Menurutnya, dampak pengumuman Anies secara sepihak lebih berbahaya karena dapat menyebabkan ketakutan yang luas di tengah masyarakat. Padahal masyarakat kini sedang mencoba bangkit kembali dalam era normal baru yang dicanangkan oleh Jokowi.

“Kalau dibiarkan maka Anies telah mendelegitimasi pemerintahan Presiden Jokowi,” ketusnya.

Maka dari itu menurut dia,, Ketua Umum Partai Gerindra, Prabowo Subianto perlu segera menghadap Presiden Jokowi untuk meminta penonaktifan Anies.

“Untuk itu juga Partai Gerindra perlu segera mempersiapkan kadernya yang saat ini menjadi Wakil Gubernur DKI untuk menjabat sementara posisi Gubernur,” imbuhnya.

Sebelumnya, Anies memutuskan untuk menarik rem darurat dan kembali menerapkan PSBB total sebagaimana awal pandemi Covid-19 lalu.

Akibatnya, aktivitas perkantoran di Jakarta, mulai 14 September 2020 akan dilakukan dari rumah. Hanya akan ada 11 bidang esensial akan beroperasi.

Adapun alasan Anies mengambil kebijakan ini karena penyebaran Covid-19 di Jakarta yang kian meluas, namun tidak mampu diimbangi dengan fasilitas kesehatan yang memadai.

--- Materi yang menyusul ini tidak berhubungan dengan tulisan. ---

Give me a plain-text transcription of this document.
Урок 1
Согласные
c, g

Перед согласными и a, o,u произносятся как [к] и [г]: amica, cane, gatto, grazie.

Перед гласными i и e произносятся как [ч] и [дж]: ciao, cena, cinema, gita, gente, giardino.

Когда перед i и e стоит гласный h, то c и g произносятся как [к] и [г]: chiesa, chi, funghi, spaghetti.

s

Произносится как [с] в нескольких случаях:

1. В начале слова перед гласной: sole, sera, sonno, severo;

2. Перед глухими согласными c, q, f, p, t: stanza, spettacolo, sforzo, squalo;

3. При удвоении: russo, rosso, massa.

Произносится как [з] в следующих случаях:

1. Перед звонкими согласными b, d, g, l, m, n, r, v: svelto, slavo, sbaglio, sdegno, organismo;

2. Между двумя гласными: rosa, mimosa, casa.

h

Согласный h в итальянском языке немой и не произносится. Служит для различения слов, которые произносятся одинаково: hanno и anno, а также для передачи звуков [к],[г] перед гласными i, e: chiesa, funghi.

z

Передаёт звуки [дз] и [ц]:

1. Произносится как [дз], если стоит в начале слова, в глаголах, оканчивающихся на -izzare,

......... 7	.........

Anies mengklaim bahwa keputusan sudah sesuai dengan arahan Presiden Jokowi tentang pengendalian kesehatan menjadi prioritas utama ketika akan melakukan pemulihan ekonomi di situasi Covid-19 sekarang ini.

“Presiden menyatakan dengan tegas bahwa jangan restart ekonomi sebelum kesehatan terkendali. Beliau meletakkan kesehatan sebagai prioritas utama. Dengan melihat kedaruratan ini, tidak ada banyak pilihan bagi Jakarta kecuali untuk menarik rem darurat segera mungkin,” ujar Anies kepada wartawan di Balai Kota.(RRI)

(Warto'i)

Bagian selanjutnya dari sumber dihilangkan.